The iconic Town Hall has gone from being the home of orchestras and performers, to the home of diggers, drilling rigs and about 50 workers. Photographer Olivia Spencer-Bower has the front row seat to the painstaking restoration project and will document its progress each month until it is finished in 2018.
Within the heart of the Town Hall - the auditorium - there is a "performance of a different kind" underway.
A symphony of noise emanates from workers and machines painstakingly putting back together one of the great symbols of the city.
And once a month, lurking in the background is photographer Olivia Spencer-Bower, 29, quietly recording with her three cameras as the workers slowly breathe life back into the Town Hall.
For her, it has been a poignant role from the first day she stepped inside due to its historical significance, the story of those working inside and her memories of the great building.
"It is those guys putting the hammer to the nail . . . it amazes me that the rebuild is literally man labour, not machines. It is people dedicating their lives to bringing the building back to life," she said.
Her work documenting the Town Hall won her two silvers and a bronze at the New Zealand Institute of Professional Photography IRIS Awards 2016.
The machinery in the auditorium she likens to a "performance of a different kind", very different from the productions Cantabrians will recall seeing on stage.
The $127.5 million project is expected to be completed by June 2018.
Nearly a year ago, Ms Spencer-Bower won the tender from the Hawkins Construction to document the building's rebirth.
Once a month, she takes her time to move about the Town Hall, recording its progress.
"These images will have so much more value in 15 years time when the Town Hall is finished and the city has started to grow back properly. These are images I hope will have quite a historical relevance," she said.
Getting to know the building's secrets
Yannich Noa Siaosi, 28, knows the Town Hall's secrets - secrets he reckons only the original workers from the 1970s will know.
The apprentice carpenter has been working on the Town Hall since February and is one of about 50 workers. He is a man of few words but becomes animated when describing what he has encountered on the job.
There are a myriad of "tunnels" and back rooms in and beneath the Town Hall that he is fascinated with.

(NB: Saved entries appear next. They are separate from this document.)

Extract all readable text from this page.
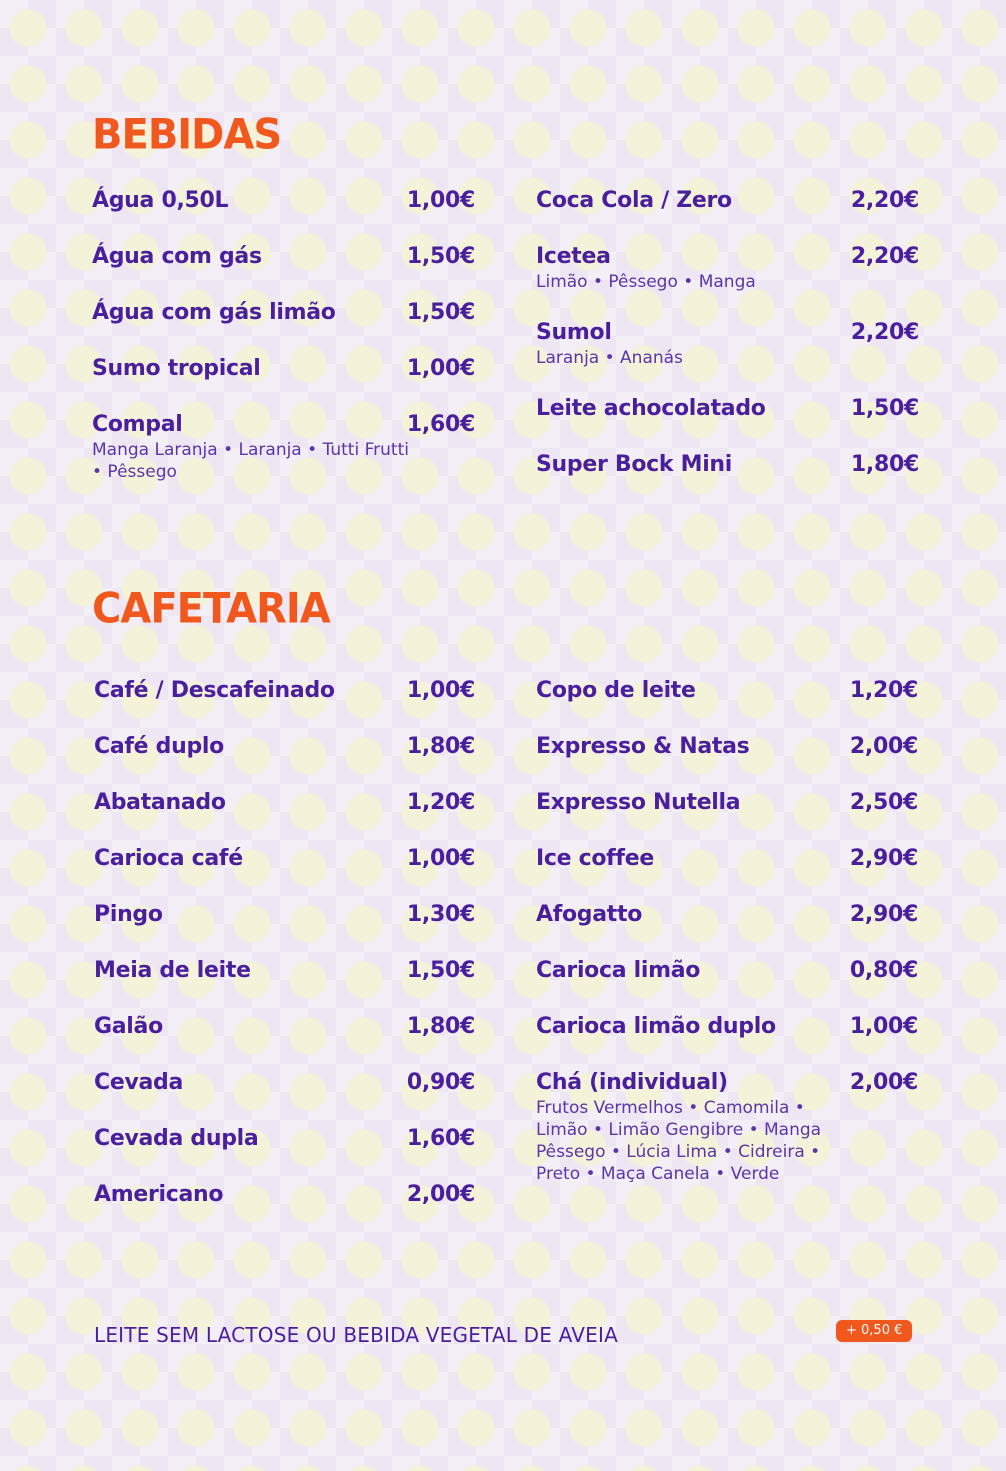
BEBIDAS
Água 0,50L	1,00€
Água com gás	1,50€
Água com gás limão	1,50€
Sumo tropical	1,00€
Compal	1,60€
Manga Laranja • Laranja • Tutti Frutti • Pêssego
Coca Cola / Zero	2,20€
Icetea	2,20€
Limão • Pêssego • Manga
Sumol	2,20€
Laranja • Ananás
Leite achocolatado	1,50€
Super Bock Mini	1,80€
CAFETARIA
Café / Descafeinado	1,00€
Café duplo	1,80€
Abatanado	1,20€
Carioca café	1,00€
Pingo	1,30€
Meia de leite	1,50€
Galão	1,80€
Cevada	0,90€
Cevada dupla	1,60€
Americano	2,00€
Copo de leite	1,20€
Expresso & Natas	2,00€
Expresso Nutella	2,50€
Ice coffee	2,90€
Afogatto	2,90€
Carioca limão	0,80€
Carioca limão duplo	1,00€
Chá (individual)	2,00€
Frutos Vermelhos • Camomila • Limão • Limão Gengibre • Manga Pêssego • Lúcia Lima • Cidreira • Preto • Maça Canela • Verde
LEITE SEM LACTOSE OU BEBIDA VEGETAL DE AVEIA	+ 0,50 €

For him, it is of huge historical and personal significance that he and his colleagues from
Hawkins Construction may be the only ones who know where they are.
"You would never have known they were there, unless you worked here. It is fascinating," he said.
He surmises the only other people likely to know the extent of the tunnels are the workers from the 1970s who built the original building, because he encounters their names etched on the brick work when they go to rip down a wall.
"We come across these bits of history. We will be clearing out a room getting it ready for demolition and we'll come across all these cool things from the 70s, like old phones and phone lists and stuff," he said.
He helps Ms Spencer-Bower sometimes by taking her up on the scissor lift so she can get a good angle.
"Sometimes I clean her cameras, too," he chortled.